Je retiens ma respiration le temps d'une réaction possible venant du salon. Rien ou presque, les bruits des dés lancés sur la piste sont amortis par la feutrine. Ils jouent au Yam's.

Je suis dans notre chambre, au quatrième étage sur cinq d'un des bâtiments militaires qui en font notre « cité ». La fenêtre ouverte, les cris et rires des autres enfants pénètrent autant que la chaleur en ce mercredi après-midi. Nous ne les envions plus je crois. Nous espérons de temps à autres. Nous avons surtout su nous habituer à vivre et passer du temps à deux dans la même pièce mais seule finalement.

Elle est assez grande pour deux, simple aussi. D'un regard extérieur, rien n'aurait laissé deviner que ce puisse être une chambre de filles. On y trouvait deux lits espacés de soixante centimètres, un bureau, un orgue, un rideau occultant cachant une autre petite pièce.
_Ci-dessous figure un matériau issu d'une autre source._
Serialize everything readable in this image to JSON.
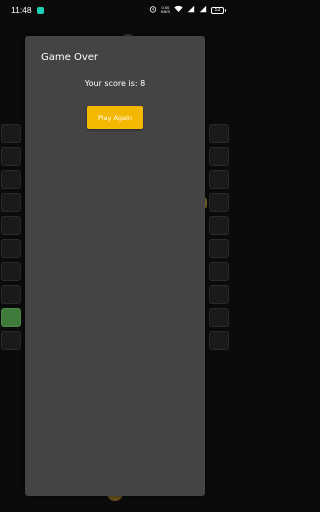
{
  "status_bar": {
    "time": "11:48",
    "speed_value": "0.00",
    "speed_unit": "KB/S",
    "battery": "53"
  },
  "dialog": {
    "title": "Game Over",
    "score_text": "Your score is: 8",
    "play_again_label": "Play Again"
  },
  "colors": {
    "dialog_bg": "#444444",
    "button": "#f5b800",
    "green_tile": "#3f7b3a",
    "background": "#0b0b0b"
  }
}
Je l'appelais « la grotte », ou mon jardin secret, ou mon bureau aussi . J'avais posé une planche sur le lavabo qui s'y trouvait, rajouté un tabouret. Ça ressemblait plus à un placard sans porte, mais la présence de ce lavabo signifiait un coin d'intimité pour une chambre d'amis. Pas de fenêtre, une ampoule tenue par de fils dénudés, j'y passais beaucoup de temps. Cette grotte avait le pouvoir de me faire perdre la notion du temps et m'offrait une solitude qui me conférait des libertés immenses.

« Je vais me fabriquer des lunettes en papier ! »

Je m'applique, surtout dans le découpage parce que ça tourne et il faut aussi réaliser les trous à l'intérieur des ronds. C'est pas évident et c'est long...L'après-midi va l'être aussi.

Je ne suis pas très douée pour le dessin. C'est plus dans les cordes de Céline, ma sœur. Elle dessine vraiment bien.

Les voilà posées sur mon nez. Aucun mal à passer les branches, mes cheveux sont rasés de près! Le « paysagiste » de l'autre a encore joué de la tondeuse sur mon crane. La boulangère confirmera mon nouveau look bidasse en m'appelant « jeune homme » le lendemain...

Il était celui que nous avions nommé « l'autre ». Un surnom qui lui allait bien. Juste un mot vide de forme, qui n'avait aucune valeur à nos yeux. Surtout nous devînmes incapables de l'appeler papa quand nous parlions de lui.

Elles claquent et je suis toute excitée de ma réussite.

L'autre et maman sont toujours dans le salon.

Je me précipite, mes nouveaux lorgnons sur le nez, fière de les porter. J'entends à peine les derniers mots de ma sœur « tu vas le regretter... » quand je suis déjà loin.

Trop tard.

La réaction de l'autre est aussi rapide et directe que la descente.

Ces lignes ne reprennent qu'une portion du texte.